Notably, 40 percent of Wednesday night’s bidders had never participated in a Christie’s auction before, according to the auction house. The number of people who signed up to take part in the process was about seven times greater than the 500 who signed up for the house’s Asia Week sales last spring.

“Things that were owned by famous people that were known to be larger than life dramatically expand the size of the audience; people want a piece of it,” the art advisor said. Allan Schwartzman. “Objects are given a value that otherwise would not have much value.”

Before the sale, some wondered whether Elton John fever would spread from his suits and luxury goods to his more low-key art and photography, which accounted for about half of the items on offer. (In May, the Victoria & Albert Museum in London will present an exhibition of more than 300 works from John and Furnish’s photographic collection.)

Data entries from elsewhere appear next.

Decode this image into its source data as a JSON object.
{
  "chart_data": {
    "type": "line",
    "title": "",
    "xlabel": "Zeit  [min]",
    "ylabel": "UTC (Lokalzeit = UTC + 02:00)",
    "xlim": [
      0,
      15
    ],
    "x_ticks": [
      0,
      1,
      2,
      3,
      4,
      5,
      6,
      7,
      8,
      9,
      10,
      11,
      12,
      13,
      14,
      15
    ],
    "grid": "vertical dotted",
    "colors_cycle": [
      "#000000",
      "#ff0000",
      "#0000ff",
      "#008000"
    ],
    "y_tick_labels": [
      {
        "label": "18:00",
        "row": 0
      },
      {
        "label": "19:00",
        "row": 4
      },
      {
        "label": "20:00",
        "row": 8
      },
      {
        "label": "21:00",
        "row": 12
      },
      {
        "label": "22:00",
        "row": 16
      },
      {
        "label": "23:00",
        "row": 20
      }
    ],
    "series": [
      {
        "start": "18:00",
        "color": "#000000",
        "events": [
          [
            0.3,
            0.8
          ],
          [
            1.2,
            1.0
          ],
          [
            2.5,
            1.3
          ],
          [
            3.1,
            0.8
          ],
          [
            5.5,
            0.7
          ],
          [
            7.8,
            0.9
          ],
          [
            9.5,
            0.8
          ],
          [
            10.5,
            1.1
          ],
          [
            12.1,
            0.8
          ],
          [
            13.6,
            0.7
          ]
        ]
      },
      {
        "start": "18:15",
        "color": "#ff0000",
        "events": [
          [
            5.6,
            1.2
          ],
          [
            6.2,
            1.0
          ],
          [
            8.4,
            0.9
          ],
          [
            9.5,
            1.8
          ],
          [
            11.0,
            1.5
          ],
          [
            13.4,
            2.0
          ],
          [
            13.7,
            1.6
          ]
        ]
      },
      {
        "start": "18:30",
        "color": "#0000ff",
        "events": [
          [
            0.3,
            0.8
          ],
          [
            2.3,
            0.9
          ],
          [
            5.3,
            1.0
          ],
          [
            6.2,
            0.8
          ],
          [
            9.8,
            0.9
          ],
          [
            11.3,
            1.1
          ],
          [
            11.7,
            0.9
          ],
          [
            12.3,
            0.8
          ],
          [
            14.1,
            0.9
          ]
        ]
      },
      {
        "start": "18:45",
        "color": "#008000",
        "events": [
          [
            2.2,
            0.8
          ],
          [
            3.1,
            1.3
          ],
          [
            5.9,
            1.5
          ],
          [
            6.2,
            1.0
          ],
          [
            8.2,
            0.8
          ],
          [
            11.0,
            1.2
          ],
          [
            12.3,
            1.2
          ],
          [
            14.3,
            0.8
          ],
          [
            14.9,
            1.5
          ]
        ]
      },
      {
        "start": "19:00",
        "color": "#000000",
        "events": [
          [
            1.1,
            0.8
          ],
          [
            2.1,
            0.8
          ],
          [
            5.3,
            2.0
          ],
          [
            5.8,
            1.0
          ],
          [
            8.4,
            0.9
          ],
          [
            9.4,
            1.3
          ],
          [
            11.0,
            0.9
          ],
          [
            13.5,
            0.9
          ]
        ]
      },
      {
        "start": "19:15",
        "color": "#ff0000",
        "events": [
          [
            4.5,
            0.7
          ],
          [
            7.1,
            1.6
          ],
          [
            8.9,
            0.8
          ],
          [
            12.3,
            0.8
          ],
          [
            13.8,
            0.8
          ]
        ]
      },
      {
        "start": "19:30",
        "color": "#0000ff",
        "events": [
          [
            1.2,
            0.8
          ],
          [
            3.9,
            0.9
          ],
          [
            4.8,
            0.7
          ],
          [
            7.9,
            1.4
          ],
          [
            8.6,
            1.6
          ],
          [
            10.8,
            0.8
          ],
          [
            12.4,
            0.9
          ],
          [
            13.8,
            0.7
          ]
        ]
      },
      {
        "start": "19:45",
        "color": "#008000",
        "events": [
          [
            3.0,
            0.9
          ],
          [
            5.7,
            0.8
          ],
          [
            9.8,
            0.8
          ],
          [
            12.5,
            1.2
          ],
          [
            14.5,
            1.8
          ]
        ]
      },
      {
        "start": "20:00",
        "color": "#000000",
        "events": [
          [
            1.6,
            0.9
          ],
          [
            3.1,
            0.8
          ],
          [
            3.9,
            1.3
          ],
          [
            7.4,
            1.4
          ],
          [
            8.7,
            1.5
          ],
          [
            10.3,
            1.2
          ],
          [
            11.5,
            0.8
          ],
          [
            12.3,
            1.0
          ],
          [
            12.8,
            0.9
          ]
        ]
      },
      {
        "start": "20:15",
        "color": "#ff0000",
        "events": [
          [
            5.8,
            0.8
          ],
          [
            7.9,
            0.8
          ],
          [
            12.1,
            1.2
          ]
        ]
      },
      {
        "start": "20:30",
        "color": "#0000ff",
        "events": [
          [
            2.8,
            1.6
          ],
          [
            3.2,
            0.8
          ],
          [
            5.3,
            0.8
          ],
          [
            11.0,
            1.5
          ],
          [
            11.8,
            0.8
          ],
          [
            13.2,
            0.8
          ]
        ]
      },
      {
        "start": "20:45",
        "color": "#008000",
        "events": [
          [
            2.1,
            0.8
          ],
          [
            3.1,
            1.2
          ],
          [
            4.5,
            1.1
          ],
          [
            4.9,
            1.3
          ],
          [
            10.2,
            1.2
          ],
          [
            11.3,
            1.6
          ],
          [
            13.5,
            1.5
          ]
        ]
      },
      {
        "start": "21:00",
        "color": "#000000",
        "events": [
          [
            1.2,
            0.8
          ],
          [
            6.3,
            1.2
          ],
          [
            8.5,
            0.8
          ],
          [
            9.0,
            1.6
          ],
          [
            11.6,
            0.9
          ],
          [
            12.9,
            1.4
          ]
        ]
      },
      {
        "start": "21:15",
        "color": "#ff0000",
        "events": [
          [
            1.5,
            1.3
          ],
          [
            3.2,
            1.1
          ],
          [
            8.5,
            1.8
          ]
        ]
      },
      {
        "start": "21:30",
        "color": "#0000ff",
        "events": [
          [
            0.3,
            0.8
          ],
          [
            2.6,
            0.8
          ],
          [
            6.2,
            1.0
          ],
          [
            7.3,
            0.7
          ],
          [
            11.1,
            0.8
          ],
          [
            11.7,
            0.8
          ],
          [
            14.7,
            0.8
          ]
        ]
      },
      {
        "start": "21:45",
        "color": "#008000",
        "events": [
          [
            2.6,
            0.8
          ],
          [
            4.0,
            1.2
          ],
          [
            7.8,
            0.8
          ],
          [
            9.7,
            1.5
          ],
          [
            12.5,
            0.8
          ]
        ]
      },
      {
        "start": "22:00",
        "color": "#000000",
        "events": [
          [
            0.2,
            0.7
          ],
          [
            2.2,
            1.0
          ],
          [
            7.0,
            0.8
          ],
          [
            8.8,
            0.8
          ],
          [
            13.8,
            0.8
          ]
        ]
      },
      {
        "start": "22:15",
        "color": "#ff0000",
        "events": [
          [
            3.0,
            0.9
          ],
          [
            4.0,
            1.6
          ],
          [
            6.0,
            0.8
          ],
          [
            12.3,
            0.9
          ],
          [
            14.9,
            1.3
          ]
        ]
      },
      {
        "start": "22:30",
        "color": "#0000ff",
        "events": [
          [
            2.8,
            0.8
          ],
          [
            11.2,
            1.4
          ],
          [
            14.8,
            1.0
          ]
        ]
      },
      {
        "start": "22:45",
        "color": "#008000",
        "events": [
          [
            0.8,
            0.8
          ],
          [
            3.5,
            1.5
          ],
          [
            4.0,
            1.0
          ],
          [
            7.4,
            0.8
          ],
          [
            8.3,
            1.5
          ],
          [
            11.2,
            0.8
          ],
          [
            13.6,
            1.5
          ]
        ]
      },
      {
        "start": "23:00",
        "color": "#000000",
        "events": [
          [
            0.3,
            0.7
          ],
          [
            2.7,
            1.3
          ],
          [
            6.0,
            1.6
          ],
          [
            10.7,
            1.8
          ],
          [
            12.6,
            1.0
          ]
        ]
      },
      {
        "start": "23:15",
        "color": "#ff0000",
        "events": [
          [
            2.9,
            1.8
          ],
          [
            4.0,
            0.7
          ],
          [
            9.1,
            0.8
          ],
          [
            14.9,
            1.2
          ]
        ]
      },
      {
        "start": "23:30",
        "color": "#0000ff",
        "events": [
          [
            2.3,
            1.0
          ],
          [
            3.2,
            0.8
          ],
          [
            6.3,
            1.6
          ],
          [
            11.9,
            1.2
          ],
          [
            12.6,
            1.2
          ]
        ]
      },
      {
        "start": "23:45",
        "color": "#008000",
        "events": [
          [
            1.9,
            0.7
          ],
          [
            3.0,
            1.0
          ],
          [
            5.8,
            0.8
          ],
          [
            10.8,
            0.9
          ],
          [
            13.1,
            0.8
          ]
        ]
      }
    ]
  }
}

The top price of Wednesday’s sale, $1.9 million, was for a Banksy triptych depicting a masked man throwing a bouquet of flowers like a Molotov cocktail. But overall, demand for some works of fine art and photography cooled. A monumental steel horse by the American sculptor Deborah Butterfield. that John said he had a place of honor, and views of the horizon, in his Atlanta condo, It sold for $100,800, about half its lowest estimate. A photograph of plants by British duo Gilbert & George sold for $189,000, just $3,000 more than John paid for it at auction in 2005. (Taking inflation into account, John actually got about $100,000 in numbers.) reds with that work). The top lot, “Charleston, South Carolina, 1955” by Robert Frank, a black-and-white photograph estimated at $150,000 to $250,000, failed to find a buyer.

In the end, objects most closely associated with John’s public persona as a performer, showman, and style icon captivated bidders more than those that embodied his private passions. Corey Shapiro, founder of eyewear supplier Vintage Frames Company, flew from Montreal to bid on John’s prescription sunglasses, produced by Sir Winston Eyewear in the 1970s. The glasses were estimated to sell for between $2,000 and $3,000; Shapiro paid $22,680 and plans to display his new purchase at his company’s flagship in Montreal. “He was the first person to adopt a superhero power when he put on the glasses,” Shapiro said of John. “He made it fun.”